Why ${(a^2)}^{\frac 12}=\sqrt {a^2}=|a| \neq a$?

Question

Let $a\in \mathbb R$. It should be true that $\sqrt {a^2}=|a|$, since $\sqrt {(-2)^2}=\sqrt{2^2}=2$ and so on. But, it is also true that ${(a^2)}^{\frac 12}=a$, and by definition, ${(a^2)}^{\frac 12}=\sqrt {a^2}=|a|$. Therefore, $a=|a|$, which is not true. So where is the problem?

Answer 1

Yes, the equality $$ \sqrt{a^2}=|a| $$ is correct, because, by definition, the square root of $x$ is the (unique) non negative real number $y$ such that $y^2=x$. Of course we need $x\ge0$ as well, because if $x<0$ there's no number $y$ such that $y^2=x$. Now, $$ |a|^2=a^2 $$ is clear: if $a\ge0$ we have $|a|^2=a^2$; if $a<0$, then $|a|^2=(-a)^2=a^2$.

You can't argue that $-2=2$ from this fact, because $\sqrt{4}=2$, not $-2$.
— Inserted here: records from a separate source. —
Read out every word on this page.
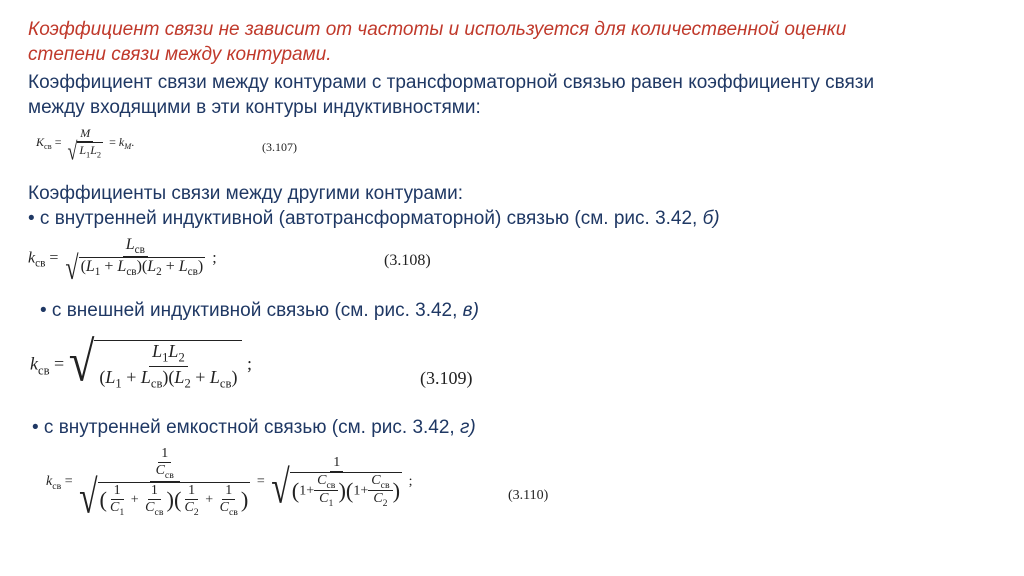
Коэффициент связи не зависит от частоты и используется для количественной оценки
степени связи между контурами.
Коэффициент связи между контурами с трансформаторной связью равен коэффициенту связи
между входящими в эти контуры индуктивностями:
$K_{св} = \frac{M}{√ L_1L_2} = k_M$.	(3.107)
Коэффициенты связи между другими контурами:
• с внутренней индуктивной (автотрансформаторной) связью (см. рис. 3.42, б)
$k_{св} = \frac{L_{св}}{√ (L_1 + L_{св})(L_2 + L_{св})}$ ;	(3.108)
• с внешней индуктивной связью (см. рис. 3.42, в)
$k_{св}$ = √ $\frac{L_1L_2}{(L_1 + L_{св})(L_2 + L_{св})}$ ;
(3.109)
• с внутренней емкостной связью (см. рис. 3.42, г)
$k_{св} = \frac{\frac{1}{C_{св}}}{√ ( \frac{1}{C_1} + \frac{1}{C_{св}} )( \frac{1}{C_2} + \frac{1}{C_{св}} )} = \frac{1}{√ (1+ \frac{C_{св}}{C_1} )(1+ \frac{C_{св}}{C_2} )}$ ;
(3.110)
Why is this the definition? Because we want to be able to do algebraic manipulations with square roots, so we need a definite result.

Don't confuse it with the search for solutions of the equation $x^2=2$; here we want to find the numbers that, squared, are $2$. So the solutions of the equations are $x=\sqrt{2}$ and $x=-\sqrt{2}$.